"Mad Marcus" features the band in fine form. Carroll and Le Boeuf (Remy), lead the way with some inspired unison playing. Le Boeuf continues with a driving tenor that propels the group to explore new directions.
With a funky swinging groove, "Hip Replacement" is a joyous occasion full of surprises and seasoned playing. Taking the melody to new heights, the band plays as one with cohesiveness and determination. Le Boeuf's Fender Rhodes fits in nicely with the groove. Comping beautifully, Le Boeuf is able to introduce carefully crafted shades and textures.
"King Of Deuces" is a great arrangement. There is much fire and exuberance. Le Boeuf's crafty tenor swings throughout. Thiroux's bass work is featured as well. Offering a needed interlude, Thiroux's delicate approach makes for a suitable intro to Le Boeuf's piano. Le Boeuf takes a few bars before the band returns to the melody for the finale.

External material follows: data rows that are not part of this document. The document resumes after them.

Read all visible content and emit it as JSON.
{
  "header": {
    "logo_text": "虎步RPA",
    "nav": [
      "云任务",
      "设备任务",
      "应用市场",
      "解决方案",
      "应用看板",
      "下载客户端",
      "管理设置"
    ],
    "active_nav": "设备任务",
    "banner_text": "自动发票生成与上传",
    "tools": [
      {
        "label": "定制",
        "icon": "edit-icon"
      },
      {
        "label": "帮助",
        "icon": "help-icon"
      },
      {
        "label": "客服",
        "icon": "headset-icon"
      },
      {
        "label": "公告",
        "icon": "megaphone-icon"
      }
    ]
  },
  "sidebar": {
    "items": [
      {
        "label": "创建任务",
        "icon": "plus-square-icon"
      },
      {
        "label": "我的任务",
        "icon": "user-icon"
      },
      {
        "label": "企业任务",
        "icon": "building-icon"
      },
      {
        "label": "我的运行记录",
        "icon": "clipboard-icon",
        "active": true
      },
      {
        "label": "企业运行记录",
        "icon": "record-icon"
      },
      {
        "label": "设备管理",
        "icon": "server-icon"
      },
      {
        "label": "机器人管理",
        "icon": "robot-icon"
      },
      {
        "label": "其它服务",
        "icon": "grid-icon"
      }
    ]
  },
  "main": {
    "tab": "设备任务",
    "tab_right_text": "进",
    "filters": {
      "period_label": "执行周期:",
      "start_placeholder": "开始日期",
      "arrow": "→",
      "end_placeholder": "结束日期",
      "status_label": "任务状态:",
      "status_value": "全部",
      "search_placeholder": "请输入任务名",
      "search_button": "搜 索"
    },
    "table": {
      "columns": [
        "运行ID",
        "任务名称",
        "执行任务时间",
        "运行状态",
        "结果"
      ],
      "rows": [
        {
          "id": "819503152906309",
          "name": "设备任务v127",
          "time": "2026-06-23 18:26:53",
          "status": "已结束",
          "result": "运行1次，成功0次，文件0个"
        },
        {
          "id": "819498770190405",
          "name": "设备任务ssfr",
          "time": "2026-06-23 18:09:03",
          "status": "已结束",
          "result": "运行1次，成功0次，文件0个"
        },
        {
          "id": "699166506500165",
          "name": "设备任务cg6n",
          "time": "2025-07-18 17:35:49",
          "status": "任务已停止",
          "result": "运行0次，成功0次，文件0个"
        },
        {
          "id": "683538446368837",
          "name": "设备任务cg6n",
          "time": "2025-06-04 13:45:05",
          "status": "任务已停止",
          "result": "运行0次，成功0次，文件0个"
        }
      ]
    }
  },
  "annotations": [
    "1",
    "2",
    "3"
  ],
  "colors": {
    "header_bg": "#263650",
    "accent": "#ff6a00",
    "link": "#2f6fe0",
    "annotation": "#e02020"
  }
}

An intricate ballad, "Oboes And Acrobats" is an example of Le Boeuf's creativity as a composer. Tricky tempo changes give this number character. The band is true to form, and Le Boeuf's always dependable piano, shines.

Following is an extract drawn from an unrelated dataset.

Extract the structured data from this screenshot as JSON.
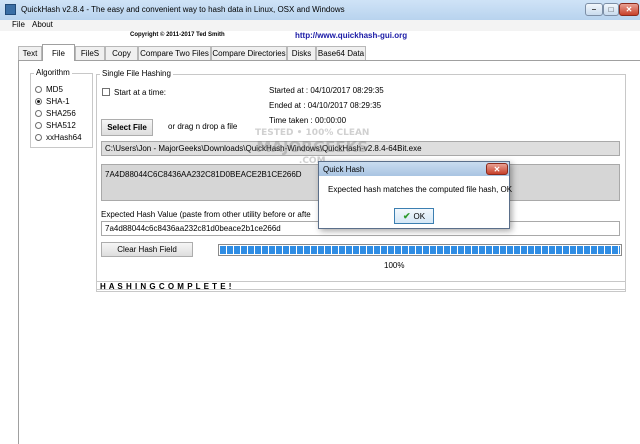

Perkin's bass intro on "Waiting For Rain," sets the stage for a delightful go around from Le Boeuf's sax. Brother Pascal's understated piano works well in the moment. A tightly knit group determined to make this a special affair.
A mid-tempo number, "Park's Place" is dedicated to pianist Aaron Parks. His influence on Le Boeuf is evident throughout. With a passion to swing, Le Boeuf takes the melody on an intriguing ride. Using the piano to full advantage, Le Boeuf is able to showcase his developing skills.
Performing like a seasoned veteran, Le Boeuf is always up for the challenge. Migration has it all. Great tunes, plus excellent contributions from everyone involved make this outing a special and highly listenable treat.